Contemplando ese agujero de 6x6 metros, flanqueado por un portón y algunas vigas de madera, rebosante de agua verde y hielo, y rodeado de esponjosa y húmeda nieve, no es difícil imaginarse el frío, la humedad, pero sobre todo el sentimiento de desamparo que debieron experimentar aquellos que en una época no tan remota trabajaron, vivieron y murieron construyendo este tren polar a ninguna parte.

A un par de kilómetros de allí, también a escasos metros de la vía, una pequeña necrópolis ortodoxa, presidida por dos cruces de reciente instalación, junto a una reducida infraestructura para los excursionistas y un puñado de lábaros antiguos de madera, procedentes de los enterramientos de la época y semicubiertos aún por el blanco manto invernal, testimonia el elevado grado de mortandad existente entre la población reclusa. "Sabemos que aquí hay enterrados 400 adultos y 250 niños; era importante que el lugar de enterramiento estuviera lejos del río", explica Tolkánova.

HUELGAS DE HAMBRE Y LEVANTAMIENTOS

No siempre los prisioneros aceptaron con resignación el destino al que el poder soviético les había condenado. Pese a que desde el inicio de las purgas el régimen de Stalin ahogó toda tentativa de ejercer la disidencia política desde el interior de los campos, aplastando con violencia cualquier conato de protesta de los presos, e ignorando incluso las huelgas de hambre, tal y como relata el nobel Solzhenitsyn en 'Archipiélago Gulag', en algunos casos se produjeron levantamientos que obligaron a Moscú a reaccionar.

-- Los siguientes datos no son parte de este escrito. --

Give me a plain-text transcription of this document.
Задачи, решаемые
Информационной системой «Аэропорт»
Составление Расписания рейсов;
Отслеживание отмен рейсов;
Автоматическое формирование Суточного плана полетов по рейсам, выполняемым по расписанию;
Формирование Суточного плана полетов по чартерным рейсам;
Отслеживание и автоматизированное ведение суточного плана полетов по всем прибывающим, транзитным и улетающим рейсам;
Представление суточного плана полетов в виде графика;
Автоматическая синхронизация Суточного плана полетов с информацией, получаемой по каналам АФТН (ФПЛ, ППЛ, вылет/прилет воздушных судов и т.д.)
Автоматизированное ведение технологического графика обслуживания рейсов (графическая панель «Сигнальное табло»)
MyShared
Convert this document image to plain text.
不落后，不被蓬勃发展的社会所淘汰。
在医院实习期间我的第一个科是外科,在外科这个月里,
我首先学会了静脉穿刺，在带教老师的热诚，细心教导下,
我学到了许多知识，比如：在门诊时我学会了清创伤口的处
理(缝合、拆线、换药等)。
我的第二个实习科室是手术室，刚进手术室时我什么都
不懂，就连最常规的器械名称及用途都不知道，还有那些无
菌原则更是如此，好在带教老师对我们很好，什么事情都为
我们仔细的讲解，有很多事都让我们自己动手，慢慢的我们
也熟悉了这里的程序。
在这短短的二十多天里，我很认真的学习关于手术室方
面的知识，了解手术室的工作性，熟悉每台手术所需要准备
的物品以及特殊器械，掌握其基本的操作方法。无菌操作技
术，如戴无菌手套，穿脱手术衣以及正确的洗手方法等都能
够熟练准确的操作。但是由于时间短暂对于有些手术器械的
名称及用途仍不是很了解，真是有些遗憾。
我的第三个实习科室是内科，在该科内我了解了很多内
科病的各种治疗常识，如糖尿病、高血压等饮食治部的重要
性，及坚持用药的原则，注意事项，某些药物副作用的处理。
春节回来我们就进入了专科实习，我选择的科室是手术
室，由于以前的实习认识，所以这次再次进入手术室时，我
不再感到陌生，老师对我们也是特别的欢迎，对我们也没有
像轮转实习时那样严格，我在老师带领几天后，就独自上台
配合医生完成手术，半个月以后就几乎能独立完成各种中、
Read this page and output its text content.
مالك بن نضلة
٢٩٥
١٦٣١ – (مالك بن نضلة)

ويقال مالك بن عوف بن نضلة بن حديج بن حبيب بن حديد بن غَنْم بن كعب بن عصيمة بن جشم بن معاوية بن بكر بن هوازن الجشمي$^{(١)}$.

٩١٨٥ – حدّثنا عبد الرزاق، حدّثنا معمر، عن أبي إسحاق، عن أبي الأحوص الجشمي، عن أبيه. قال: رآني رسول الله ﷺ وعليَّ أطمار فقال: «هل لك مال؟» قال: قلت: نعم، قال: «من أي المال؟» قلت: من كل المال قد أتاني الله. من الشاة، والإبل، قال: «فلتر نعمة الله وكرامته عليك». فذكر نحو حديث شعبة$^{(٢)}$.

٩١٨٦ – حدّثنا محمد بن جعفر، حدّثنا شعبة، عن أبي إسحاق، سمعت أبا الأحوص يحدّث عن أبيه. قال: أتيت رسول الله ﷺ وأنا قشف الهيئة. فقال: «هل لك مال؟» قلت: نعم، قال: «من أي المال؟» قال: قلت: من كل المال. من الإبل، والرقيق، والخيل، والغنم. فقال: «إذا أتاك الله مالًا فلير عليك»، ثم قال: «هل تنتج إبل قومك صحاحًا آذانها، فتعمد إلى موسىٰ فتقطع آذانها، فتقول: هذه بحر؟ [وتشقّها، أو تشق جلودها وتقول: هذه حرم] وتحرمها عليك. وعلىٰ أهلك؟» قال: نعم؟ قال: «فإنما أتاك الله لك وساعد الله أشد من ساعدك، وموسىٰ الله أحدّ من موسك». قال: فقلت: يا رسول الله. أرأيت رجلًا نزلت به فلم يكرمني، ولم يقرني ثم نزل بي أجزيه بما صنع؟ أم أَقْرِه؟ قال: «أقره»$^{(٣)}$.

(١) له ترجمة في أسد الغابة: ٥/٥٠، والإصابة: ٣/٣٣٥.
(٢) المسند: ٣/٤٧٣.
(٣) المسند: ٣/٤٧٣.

En Vorkutá, donde decenas de miles de represaliados trabajaban en las minas de carbón desde finales de los años 30, nada más morir Stalin, los condenados se plantaron, rehusaron acudir al trabajo, y pusieron sobre la mesa una serie de exigencias revolucionarias para la época, tales como tener acceso a un fiscal del Estado y un procedimiento judicial adecuado y con garantías. Era el verano de 1953 y Laurent Beria, uno de los estrechos colaboradores del dictador georgiano, responsable de muchas de las purgas, acababa de ser arrestado.

Sin embargo, el régimen soviético, impregnado de estalinismo, todavía no estaba preparado para revisar su política penitenciaria e intentó apaciguar el motín "enviando al general Iván Maslennikov a parlamentar con los prisioneros", recuerda Aleksándr Kolmikov, guía municipal de Vorkutá, una ciudad  a cien kilómetros al norte del Círculo Polar Ártico, que aspira a diversificar su economía promocionándose como destino turístico para estudiosos de la naturaleza y público interesado en la historia soviética.

Tras mantener algunas conversaciones con los alzados, los responsables del campo de concentración empezaron a detener a los organizadores de los desórdenes, y finalmente ordenaron disparar a matar contra los reclusos. La cincuentena de prisioneros que fallecieron durante los tiroteos "fueron enterrados a toda prisa", explica Kolmikov. En las primeras cruces que presidían sus tumbas, únicamente se colocó "un número de identificación penitenciaria". Después, cuando el régimen se liberalizó, se inscribieron los nombres de los muertos en las sepulturas, "aunque para ello se tuvieron que cotejar los datos con Moscú".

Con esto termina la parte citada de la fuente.